On one hand, I agree. I think a healthier nation would be ideal. On the other hand, I don't think that comparing terrorism and children drinking pop is a good strategy to either garner support for the troops or promote good health. It brings both topics down to a level that most Americans won't pay attention to.
This also brings up the issue of being overweight in the Army. Many people think that the current Army height/weight standards are outdated and do not promote the kind of warrior we need today. I agree that the Army does not leave commanders with much discretion regarding the fitness of their troops. If someone is able to exceed at standardized physical fitness evaluations and serve as a leader, he should not worry about being penalized by the Army for being over their ideal weight standards.
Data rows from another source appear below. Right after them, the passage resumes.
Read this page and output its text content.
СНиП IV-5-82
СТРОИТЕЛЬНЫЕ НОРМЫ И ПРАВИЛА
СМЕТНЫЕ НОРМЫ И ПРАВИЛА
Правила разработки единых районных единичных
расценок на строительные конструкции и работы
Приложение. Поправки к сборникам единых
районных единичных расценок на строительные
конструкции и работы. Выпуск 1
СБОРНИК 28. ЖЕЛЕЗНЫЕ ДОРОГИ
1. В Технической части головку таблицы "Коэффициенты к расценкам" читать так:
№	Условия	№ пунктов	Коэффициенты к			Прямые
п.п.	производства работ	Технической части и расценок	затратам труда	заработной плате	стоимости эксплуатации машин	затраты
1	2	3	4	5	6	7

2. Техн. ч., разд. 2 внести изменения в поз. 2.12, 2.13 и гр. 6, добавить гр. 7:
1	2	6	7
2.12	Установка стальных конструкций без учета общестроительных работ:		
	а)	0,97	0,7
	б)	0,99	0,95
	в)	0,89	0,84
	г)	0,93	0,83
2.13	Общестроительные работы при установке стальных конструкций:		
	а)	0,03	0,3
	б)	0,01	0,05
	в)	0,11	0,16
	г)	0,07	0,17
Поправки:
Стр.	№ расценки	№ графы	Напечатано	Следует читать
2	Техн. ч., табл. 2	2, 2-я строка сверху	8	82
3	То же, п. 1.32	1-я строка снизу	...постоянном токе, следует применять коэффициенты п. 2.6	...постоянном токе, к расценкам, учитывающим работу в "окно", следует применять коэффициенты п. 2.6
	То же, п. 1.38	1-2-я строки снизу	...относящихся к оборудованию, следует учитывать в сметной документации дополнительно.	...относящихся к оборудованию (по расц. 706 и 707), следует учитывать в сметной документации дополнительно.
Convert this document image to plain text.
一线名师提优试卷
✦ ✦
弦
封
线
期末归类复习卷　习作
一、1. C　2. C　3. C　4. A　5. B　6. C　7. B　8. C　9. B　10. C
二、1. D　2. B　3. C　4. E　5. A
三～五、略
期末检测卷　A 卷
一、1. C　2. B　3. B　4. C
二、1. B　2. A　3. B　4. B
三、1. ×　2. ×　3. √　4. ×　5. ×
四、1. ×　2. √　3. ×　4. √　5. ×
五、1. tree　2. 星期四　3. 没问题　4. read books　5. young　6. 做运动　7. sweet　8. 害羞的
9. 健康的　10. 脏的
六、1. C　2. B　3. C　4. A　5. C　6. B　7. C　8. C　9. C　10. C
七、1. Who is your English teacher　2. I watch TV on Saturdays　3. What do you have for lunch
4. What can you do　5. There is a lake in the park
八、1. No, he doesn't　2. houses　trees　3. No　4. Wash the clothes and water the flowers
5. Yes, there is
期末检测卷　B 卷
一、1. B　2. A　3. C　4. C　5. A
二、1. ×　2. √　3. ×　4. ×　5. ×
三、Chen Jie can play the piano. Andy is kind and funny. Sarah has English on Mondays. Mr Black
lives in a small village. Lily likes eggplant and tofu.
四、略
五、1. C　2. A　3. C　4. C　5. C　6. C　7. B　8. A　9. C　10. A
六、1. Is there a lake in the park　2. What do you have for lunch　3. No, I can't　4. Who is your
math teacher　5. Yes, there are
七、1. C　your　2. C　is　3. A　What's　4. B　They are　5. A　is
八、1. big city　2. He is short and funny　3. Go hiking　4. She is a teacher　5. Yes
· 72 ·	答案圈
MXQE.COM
In addition, I don't think Soldiers are getting enough information about how to properly fuel themselves based on their activity level and body type. As the First Lady pointed out, public schools and American culture are not promoting proper nutrition, and new Soldiers need indoctrination and a whole new outlook on food. They need to know that vegetables and fruit are important, and that just because they're doing PT everyday, they don't need to dramatically increase their protein intake. They need to know how to balance their meals. They also need the support of the Army as a whole to do this, from the DFAC to PX vendors to every part of the chain of command. Too often the response to a day or two in the field is, MREs! MREs are not suitable for a day in the field when it's just as easy to order a fresher bag lunch from the DFAC. They have way too many calories for the average Soldier, and were designed for a deployed environment. MREs are not the answer.
Overall, the Army needs to step up their nutrition program to reach out to new Soldiers as well as remold the thinking of leaders at every level to make sure that every Soldier is properly fueled and fed to do their job. If we can set a good example, and raise our Army families with a solid sense of nutrition, the rest of America can follow our lead.